# installing full frame windows with existing siding



## mlmaher (Nov 18, 2007)

I need some advice on how to install new construction full frame windows and keep my existing aluminum siding intact. How do I properly weather proof the nail fin and flashings? Removing and replacing the siding is not an option right now. And I do not want to use pocket windows. I like the Integrity Ultrex series. Currently my home has single pane double hung windows with the exterior storms and aluminum siding. Is there a solution where I could cut back the siding to properly install the flashing and then use some sort of trim to cover the flashing?


----------



## Ron6519 (Mar 28, 2007)

If you want to maintain the exterior siding, new construction windows are not the correct choice. You would go with replacement windows that would use the frame of the windows you have.
Why are you using new construction units?
Ron


----------



## AtlanticWBConst. (May 12, 2006)

Generally, you need to remove the siding around a window opening, in order to properly install and flash a new-construction type window.
However, it is possible to install a N/C window, if you have enough room to flash the nailing fins. The general rule is that you want approximately 4" of space around the window and to the siding edge, to apply flexible flashing over the fins. You can cheat this measurement. 
Figure out what you have for a window Rough Opening, and also har far your installed alumnium siding edge is from that R.O.
As stated, you can cheat that down. What you want is obviously enough space for the nailing fins to lay flat, and still be able to apply a flashing over the fins, that will stick to the sheathing. 

FWIW: We prefer to use Tyvek tape over the nailing fins, because it lessons the thickness of the area around the window (nailing-fin thickness + Flaxible flashing thickness = can equal as much as 1/4").
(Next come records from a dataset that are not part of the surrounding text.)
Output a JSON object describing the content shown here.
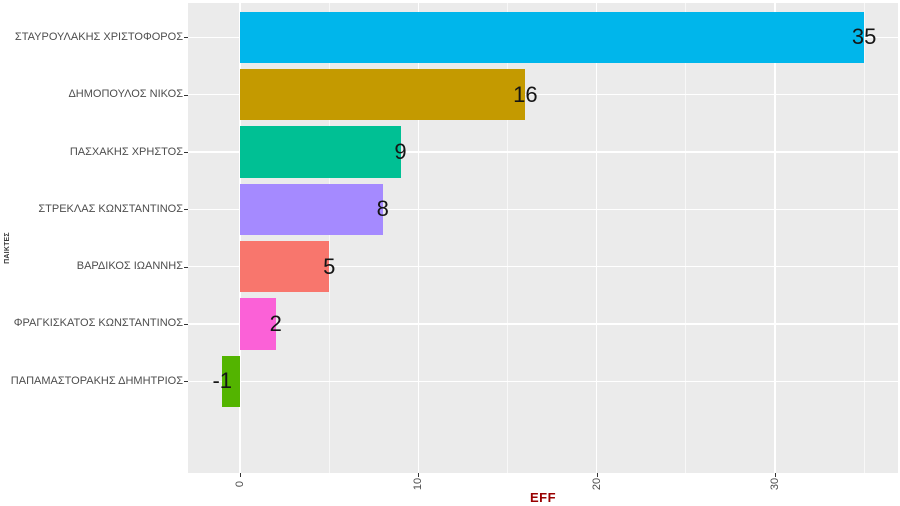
{
  "chart_data": {
    "type": "bar",
    "orientation": "horizontal",
    "title": "",
    "xlabel": "EFF",
    "ylabel": "ΠΑΙΚΤΕΣ",
    "categories": [
      "ΣΤΑΥΡΟΥΛΑΚΗΣ ΧΡΙΣΤΟΦΟΡΟΣ",
      "ΔΗΜΟΠΟΥΛΟΣ ΝΙΚΟΣ",
      "ΠΑΣΧΑΚΗΣ ΧΡΗΣΤΟΣ",
      "ΣΤΡΕΚΛΑΣ ΚΩΝΣΤΑΝΤΙΝΟΣ",
      "ΒΑΡΔΙΚΟΣ ΙΩΑΝΝΗΣ",
      "ΦΡΑΓΚΙΣΚΑΤΟΣ ΚΩΝΣΤΑΝΤΙΝΟΣ",
      "ΠΑΠΑΜΑΣΤΟΡΑΚΗΣ ΔΗΜΗΤΡΙΟΣ"
    ],
    "values": [
      35,
      16,
      9,
      8,
      5,
      2,
      -1
    ],
    "bar_colors": [
      "#00B6EB",
      "#C49A00",
      "#00C094",
      "#A58AFF",
      "#F8766D",
      "#FB61D7",
      "#53B400"
    ],
    "value_labels": [
      "35",
      "16",
      "9",
      "8",
      "5",
      "2",
      "-1"
    ],
    "xlim": [
      -2.92,
      36.9
    ],
    "x_major_ticks": [
      0,
      10,
      20,
      30
    ],
    "x_minor_ticks": [
      5,
      15,
      25,
      35
    ],
    "x_tick_labels": [
      "0",
      "10",
      "20",
      "30"
    ],
    "grid": true,
    "legend": false
  },
  "style": {
    "panel_bg": "#EBEBEB",
    "grid_major_color": "#FFFFFF",
    "grid_minor_color": "rgba(255,255,255,0.65)",
    "axis_text_color": "#4D4D4D",
    "tick_mark_color": "#333333",
    "value_label_color": "#151515",
    "x_axis_title_color": "#990000",
    "y_axis_title_color": "#3A3A3A"
  }
}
You can then install your trim boards around the area after that. My advice is to use a PVC composite type trimboard, and install it so the edge meets up to the Aluminum J-Channel.

Here is a picture of the the area I am referring to. The siding here is wood, but the "concept" is the same:


----------



## mlmaher (Nov 18, 2007)

*answer*

Thanks Atlantic! That is exactly the type of solution that I was looking for. Question, do I install a J-Channel around the siding that I trimmed back to edge it against the PVC trim board? Sorry if I have the terminology wrong.


----------